Evaporating COAs

State v. Atlantic Richfield Co., 2016 VT 61

By Thomas M. Kester

Tick. Tock. 

Interlocutory appeals are nifty legal devices that allow an appeal during a proceeding, in this case, to determine whether the State is exempted from a six-year limitation for claims arising from damages to State waters due to groundwater contamination from gasoline additives. I’m not going to recount the facts here because I already did that and they don’t matter as much here. This is a statutory examination case. For you non-hyperlink clickers, here is the ten-cent factual recitation: chemical added to gasoline makes cars vroom-vroom better, chemical leaks into water sources, science people’s science shows chemical pollutes water sources, and VT legislature enacts law to stop using chemical. 

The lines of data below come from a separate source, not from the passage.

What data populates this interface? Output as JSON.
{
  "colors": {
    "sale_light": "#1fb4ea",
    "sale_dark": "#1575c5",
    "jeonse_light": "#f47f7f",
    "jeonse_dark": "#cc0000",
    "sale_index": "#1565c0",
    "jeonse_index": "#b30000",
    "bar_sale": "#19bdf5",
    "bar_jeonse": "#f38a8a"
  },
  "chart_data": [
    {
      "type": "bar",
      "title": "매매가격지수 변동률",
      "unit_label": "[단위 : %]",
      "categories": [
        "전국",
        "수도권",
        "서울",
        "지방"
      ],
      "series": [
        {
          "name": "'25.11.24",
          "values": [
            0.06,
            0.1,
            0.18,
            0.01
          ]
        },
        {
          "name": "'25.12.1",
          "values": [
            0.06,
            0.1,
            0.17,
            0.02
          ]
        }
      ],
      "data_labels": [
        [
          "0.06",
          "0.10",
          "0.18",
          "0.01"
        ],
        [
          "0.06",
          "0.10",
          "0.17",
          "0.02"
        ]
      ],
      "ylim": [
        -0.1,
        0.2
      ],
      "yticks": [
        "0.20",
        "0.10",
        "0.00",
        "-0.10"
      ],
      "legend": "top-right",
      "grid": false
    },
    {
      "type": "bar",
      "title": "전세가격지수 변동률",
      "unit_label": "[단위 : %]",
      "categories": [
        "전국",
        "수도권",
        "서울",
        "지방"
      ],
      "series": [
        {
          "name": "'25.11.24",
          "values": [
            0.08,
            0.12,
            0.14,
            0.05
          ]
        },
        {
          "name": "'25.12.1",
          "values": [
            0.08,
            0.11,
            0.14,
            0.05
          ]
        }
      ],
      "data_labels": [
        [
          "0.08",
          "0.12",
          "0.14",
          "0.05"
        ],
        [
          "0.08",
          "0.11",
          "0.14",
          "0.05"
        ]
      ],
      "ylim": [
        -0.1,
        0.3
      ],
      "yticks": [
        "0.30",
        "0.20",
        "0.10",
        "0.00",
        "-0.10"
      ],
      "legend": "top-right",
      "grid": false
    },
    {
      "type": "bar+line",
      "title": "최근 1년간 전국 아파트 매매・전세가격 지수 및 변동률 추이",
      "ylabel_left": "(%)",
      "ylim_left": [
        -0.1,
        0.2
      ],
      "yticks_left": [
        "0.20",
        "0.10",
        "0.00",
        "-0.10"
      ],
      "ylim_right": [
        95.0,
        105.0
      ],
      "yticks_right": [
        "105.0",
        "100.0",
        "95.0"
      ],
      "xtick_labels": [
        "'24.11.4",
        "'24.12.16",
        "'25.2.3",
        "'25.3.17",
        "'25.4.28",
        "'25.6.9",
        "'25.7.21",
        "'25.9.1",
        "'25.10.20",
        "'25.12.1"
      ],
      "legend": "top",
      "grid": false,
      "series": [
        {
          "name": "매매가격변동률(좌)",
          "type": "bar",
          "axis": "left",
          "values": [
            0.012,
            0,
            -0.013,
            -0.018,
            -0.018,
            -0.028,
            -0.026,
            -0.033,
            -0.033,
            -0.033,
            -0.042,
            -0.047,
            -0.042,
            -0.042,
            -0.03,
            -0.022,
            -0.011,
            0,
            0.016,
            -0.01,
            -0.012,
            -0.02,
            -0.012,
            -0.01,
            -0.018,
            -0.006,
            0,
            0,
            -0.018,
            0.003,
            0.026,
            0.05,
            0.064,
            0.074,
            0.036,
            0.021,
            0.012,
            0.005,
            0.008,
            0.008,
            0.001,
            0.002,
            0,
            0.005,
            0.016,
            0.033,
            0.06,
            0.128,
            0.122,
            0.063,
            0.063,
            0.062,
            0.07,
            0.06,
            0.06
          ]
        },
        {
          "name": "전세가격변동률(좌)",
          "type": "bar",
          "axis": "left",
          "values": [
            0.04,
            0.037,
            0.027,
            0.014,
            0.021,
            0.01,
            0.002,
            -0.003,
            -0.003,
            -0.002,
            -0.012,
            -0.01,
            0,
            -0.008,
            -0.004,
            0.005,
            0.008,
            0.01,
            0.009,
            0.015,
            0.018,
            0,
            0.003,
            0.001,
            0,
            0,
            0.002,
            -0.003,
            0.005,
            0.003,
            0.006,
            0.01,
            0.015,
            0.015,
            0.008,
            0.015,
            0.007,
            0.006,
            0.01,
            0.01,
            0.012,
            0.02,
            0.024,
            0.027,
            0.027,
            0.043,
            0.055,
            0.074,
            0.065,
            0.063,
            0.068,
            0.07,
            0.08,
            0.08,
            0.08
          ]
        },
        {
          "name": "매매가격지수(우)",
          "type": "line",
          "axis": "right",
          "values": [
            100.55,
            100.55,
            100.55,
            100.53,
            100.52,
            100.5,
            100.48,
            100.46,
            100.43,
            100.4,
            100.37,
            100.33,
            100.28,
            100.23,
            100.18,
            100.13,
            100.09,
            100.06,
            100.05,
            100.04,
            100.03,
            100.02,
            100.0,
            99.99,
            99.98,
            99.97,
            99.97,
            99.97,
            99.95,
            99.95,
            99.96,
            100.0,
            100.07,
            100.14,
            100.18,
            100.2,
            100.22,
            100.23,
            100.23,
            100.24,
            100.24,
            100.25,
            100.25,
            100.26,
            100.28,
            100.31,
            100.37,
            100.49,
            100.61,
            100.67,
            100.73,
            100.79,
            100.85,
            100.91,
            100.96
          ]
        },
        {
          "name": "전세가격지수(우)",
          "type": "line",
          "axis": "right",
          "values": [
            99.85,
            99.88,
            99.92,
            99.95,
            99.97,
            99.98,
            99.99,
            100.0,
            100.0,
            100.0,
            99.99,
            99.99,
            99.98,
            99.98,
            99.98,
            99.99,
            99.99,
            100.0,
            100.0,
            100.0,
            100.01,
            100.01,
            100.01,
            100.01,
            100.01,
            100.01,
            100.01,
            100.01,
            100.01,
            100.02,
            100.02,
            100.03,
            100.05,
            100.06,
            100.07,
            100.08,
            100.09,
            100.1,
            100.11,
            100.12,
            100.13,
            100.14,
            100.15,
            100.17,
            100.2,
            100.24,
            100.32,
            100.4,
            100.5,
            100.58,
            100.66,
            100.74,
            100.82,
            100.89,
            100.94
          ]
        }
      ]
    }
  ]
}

On June 5, 2014, the State sues Defendants and Defendants move to dismiss the complaint as being time-barred under the general six-year statute of limitations for civil actions. Why, you ask? Because the Vermont Legislature banned the chemical in May 2005 and the law become effective January 1, 2007. Let me show what this means with some lawyer math: six years + May 2005 = May 2011, and six years + January 1, 2007 = January 1, 2013. According to the Gregorian calendar system and because the 2012 Mayan apocalypse didn’t happen, June 5, 2014 occurred after both May 2011 and January 1, 2013. Defendant’s argue that the countdown began when the statute banning the gas chemical was either passed or effective, making the complaint filed after either [date + six-year] period. 


The State raised four arguments at the trial court in support of their claims. The trial court found for the Defendants and dismissed almost all of the State’s claims. The State then interlocutory appealed on whether the State was exempt from the six-year limitation, arguing that (1) tort and environmental claims are exempted from the time-bar and (2) another statute created a new cause of action.

The State loses on their first argument, according to the SCOV, “Because the State’s claims are not the kind of claims contesting property interests in land to which the statute applies.” There is a little exception to the statute of limitations that involves real property. Back in Vermont’s early pioneering days, there was a “widespread problem of defective land titles held by early Vermont settlers” and, when a lawful owner unsettled folks from their land by the business end of a rifle civilized 18th century processes (like equitable actions to “quiet title”), the lawful owner had to pay the unwelcome guests for any improvements made upon that land. Because the State holds land for public use and cannot continuously monitor every tract of land it owns, the State was exempted (along with “public, pious, or charitable uses”). This all has to do with adverse possession which you can more read about here. If the State's argument was accepted here, then it should logically also apply also to land held for “public, pious, or charitable uses” and make them sort of immune from statutes of limitation. But the purpose of the exemption is about “claims asserting an interest in lands” and not broader than that.

On to the argument that another statute gives the State a generalized cause of action. The following portion of the statute is what, according to the State, bolsters their claim: “The designation of the groundwater resources of the state as a public trust resource shall not be construed to allow a new right of legal action by an individual other than the state of Vermont.” The effective date of the statute is June 9, 2008 (lawyer math: June 9, 2008 + six years = June 9, 2014, and this occurs after the filing date of June 5, 2014). So if the math checks out…. what’s the problem with the State’s argument?

We need to talk about the “discovery rule.” Do you lose sleep at night pondering life’s question like “when does the statute of limitations begin? how is it determined? Who sold Tom Brady on doing that weird Beauty Rest commercial?” Rest assured, the “discovery rule” may be able to help: “the statute of limitations begins to run ‘only when a plaintiff discovers or reasonably should discover the injury, its cause, and the existence of a cause of action.’” The State latched onto the last portion (“existence of a cause of action”) to argue the statute’s effective date was the starting date. The SCOV, on the other hand, states this language is about “the plaintiff’s knowledge as to whether that the defendant was negligent and breached that duty.” Put another way: “When the Legislature passes a new law creating a cause of action, a plaintiff does not ‘discover’ the existence of a previously unknown cause of action.”